As pastors’ wives, we’re unlike most other women in the congregation attending church with their families. When the church gathers for any reason—Worship, Vacation Bible School, AWANA, Business Meeting, even a simple fellowship meal—our husbands are working. Just like any other dad at work isn’t available to take care of his kids, so our husbands at work aren’t available to take care of our kids.
In other words, when the church gathers, the kids are our responsibility.
This fact has cause me to grumble more than once over the years, especially when my children were small. But I’ve discovered some ways to make “being the mom” at church a little less overwhelming:
- See the value. When I recognize that me doing my job as Mom enables my husband to minister to God’s people, I see the Kingdom value in the hours I spend giving time-outs and wiping runny noses.
- Check the pace. Remember my first tip: “Be clear on your priorities”? If I overbook myself with church commitments, I may well jeopardize one of my most critical priorities–mothering my children so my husband can do his job. If I’ve agreed to teach Children’s Church and my kids get the stomach flu, it’s not like my husband can skip out on preaching and take care of them. It’s probably easier, especially with young children, not to take on weekly responsibilities. If I really want to take on such a role, I need to make sure I have a sub on call for when I need to miss.
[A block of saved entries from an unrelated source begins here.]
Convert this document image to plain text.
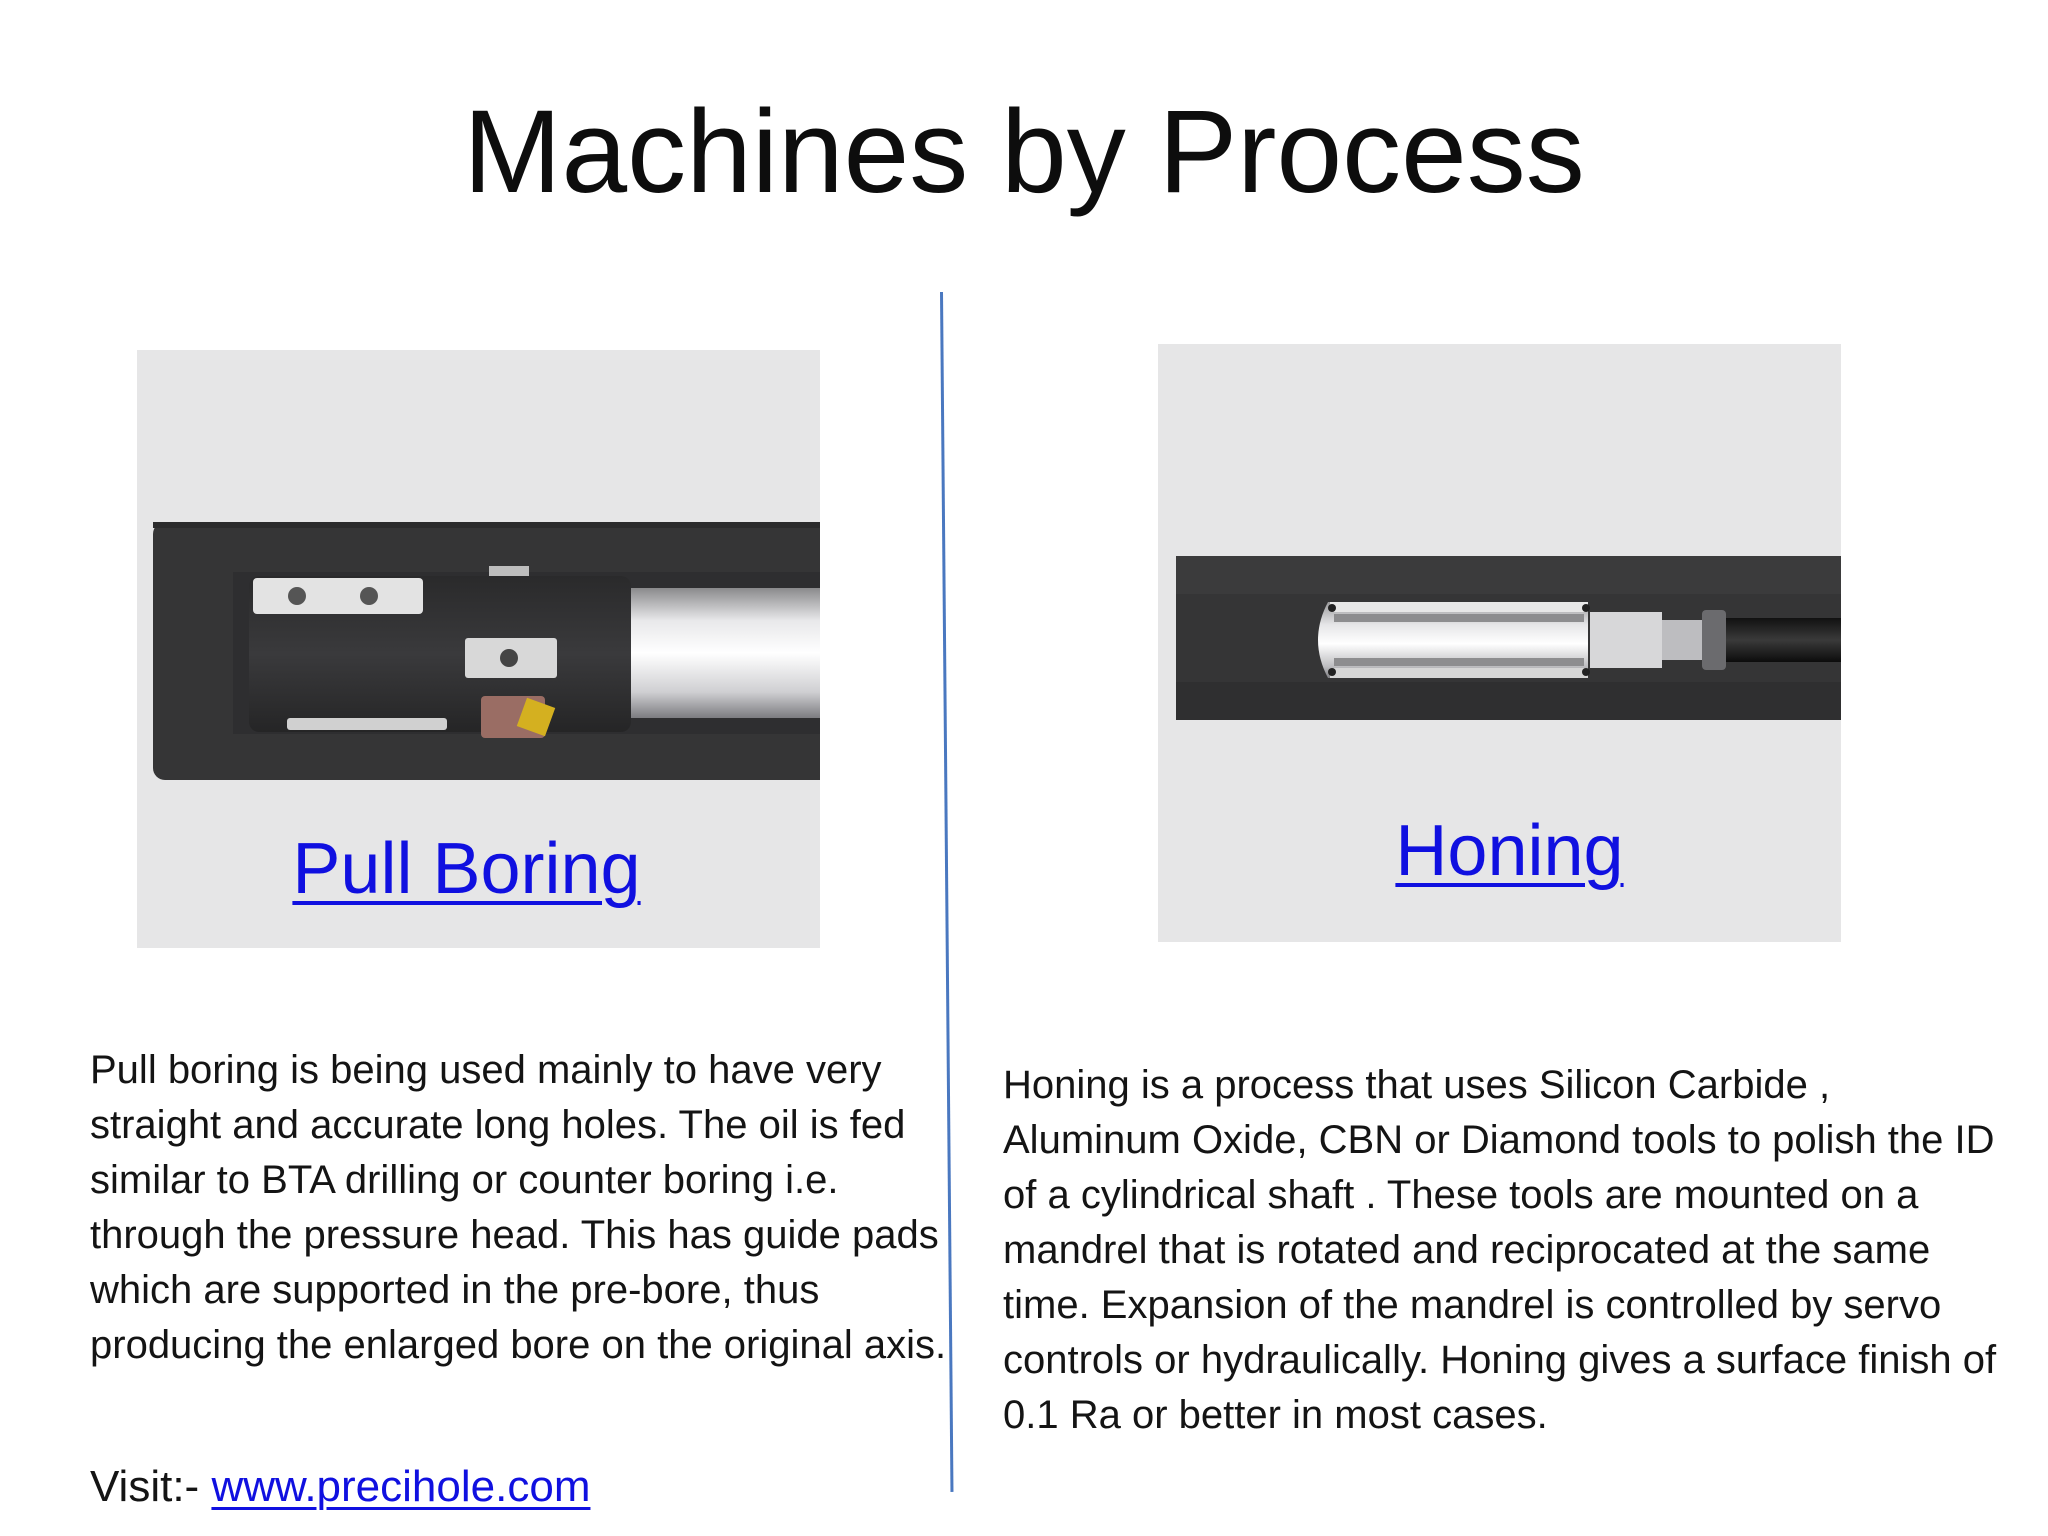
Machines by Process
Pull Boring	Honing

Pull boring is being used mainly to have very straight and accurate long holes. The oil is fed similar to BTA drilling or counter boring i.e. through the pressure head. This has guide pads which are supported in the pre-bore, thus producing the enlarged bore on the original axis.

Honing is a process that uses Silicon Carbide , Aluminum Oxide, CBN or Diamond tools to polish the ID of a cylindrical shaft . These tools are mounted on a mandrel that is rotated and reciprocated at the same time. Expansion of the mandrel is controlled by servo controls or hydraulically. Honing gives a surface finish of 0.1 Ra or better in most cases.

Visit:- www.precihole.com
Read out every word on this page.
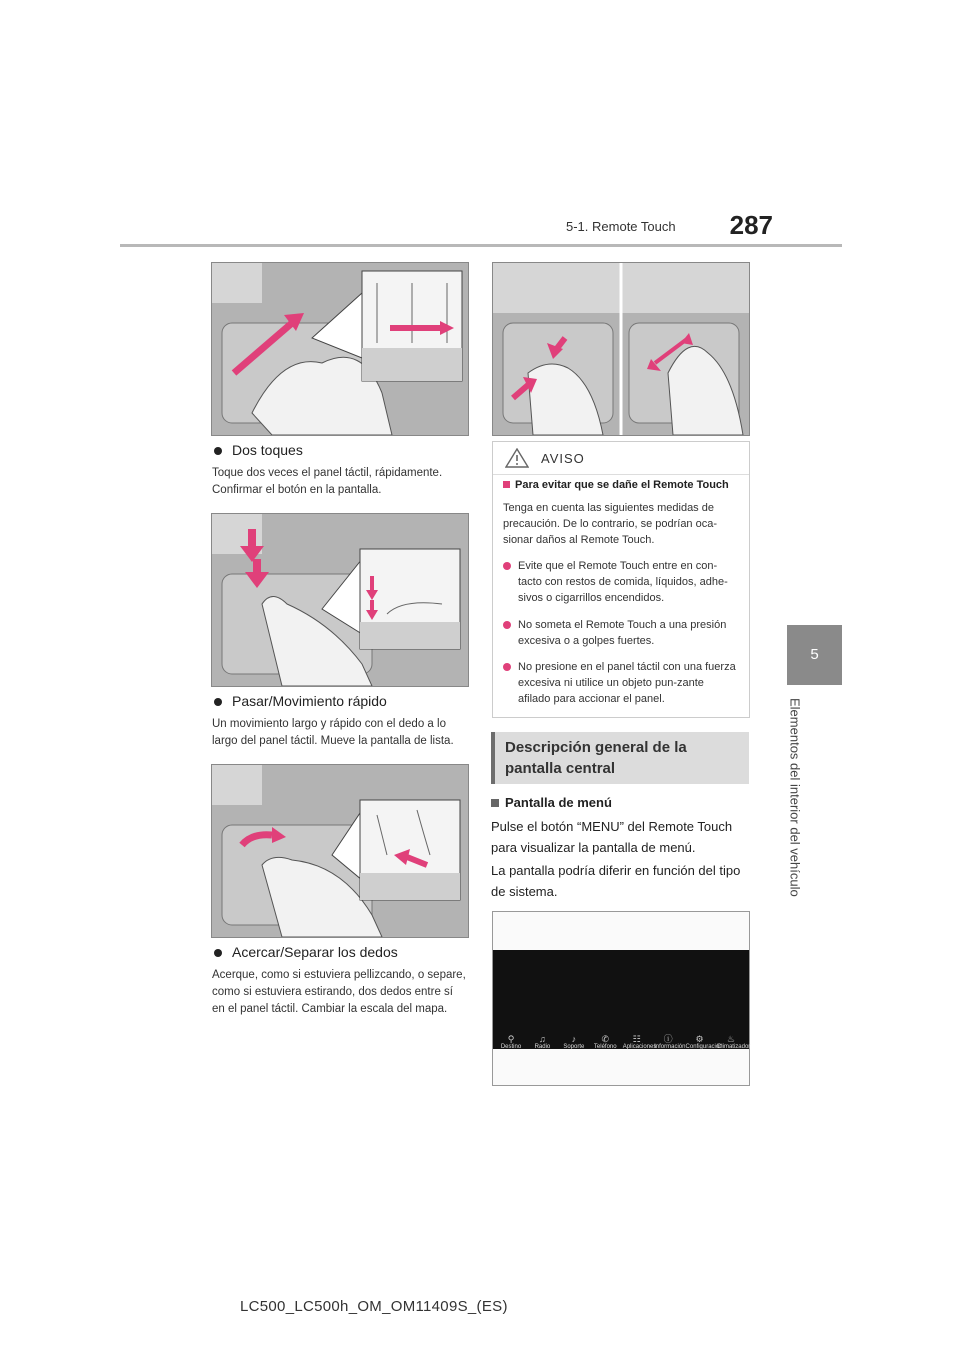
5-1. Remote Touch 287
5
Elementos del interior del vehículo
Dos toques
Toque dos veces el panel táctil, rápidamente. Confirmar el botón en la pantalla.
Pasar/Movimiento rápido
Un movimiento largo y rápido con el dedo a lo largo del panel táctil. Mueve la pantalla de lista.
Acercar/Separar los dedos
Acerque, como si estuviera pellizcando, o separe, como si estuviera estirando, dos dedos entre sí en el panel táctil. Cambiar la escala del mapa.
AVISO
Para evitar que se dañe el Remote Touch
Tenga en cuenta las siguientes medidas de precaución. De lo contrario, se podrían oca-sionar daños al Remote Touch.
Evite que el Remote Touch entre en con-tacto con restos de comida, líquidos, adhe-sivos o cigarrillos encendidos.
No someta el Remote Touch a una presión excesiva o a golpes fuertes.
No presione en el panel táctil con una fuerza excesiva ni utilice un objeto pun-zante afilado para accionar el panel.
Descripción general de la pantalla central
Pantalla de menú
Pulse el botón “MENU” del Remote Touch para visualizar la pantalla de menú.
La pantalla podría diferir en función del tipo de sistema.
⚲
Destino
♫
Radio
♪
Soporte
✆
Teléfono
☷
Aplicaciones
ⓘ
Información
⚙
Configuración
♨
Climatizador
LC500_LC500h_OM_OM11409S_(ES)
- Talk to the kids. It helps when I explain to the children that Daddy has a special job as pastor. He loves them and will play with them at home later, but it’s his job to take care of the people when at church. It also helps when I explain the guidelines for church: Mom will be the one who drops them off/picks them up from any activity/teaching time; they’ll sit with Mom in the service; they should come to Mom for anything they need while at church.
- Establish consequences. Being the pastor’s wife doesn’t mean I become a single mother whenever another church member enters the building. Certainly, in some circumstances, my husband can and should help with the kids. But those circumstances can’t be the norm. My kids, sinful as they are, sometimes test me at church simply because “Daddy’s working” and they think they might get away with it. To preempt those times, my husband and I long ago established a rule for our kids: “If you misbehave so Mom has to discipline you at church, Dad will discipline you at home as well.” In other words, our kids get twice the punishment for any infraction at church. It’s unbelievable how much easier that one rule has made my job!
- Set a schedule. Being the mom every time the church gathers can be exhausting. Just as my husband needs a regular day off, I need regular time off as well. So I work with my husband to schedule my own much-deserved breaks and/or get a sitter so we can take a break together.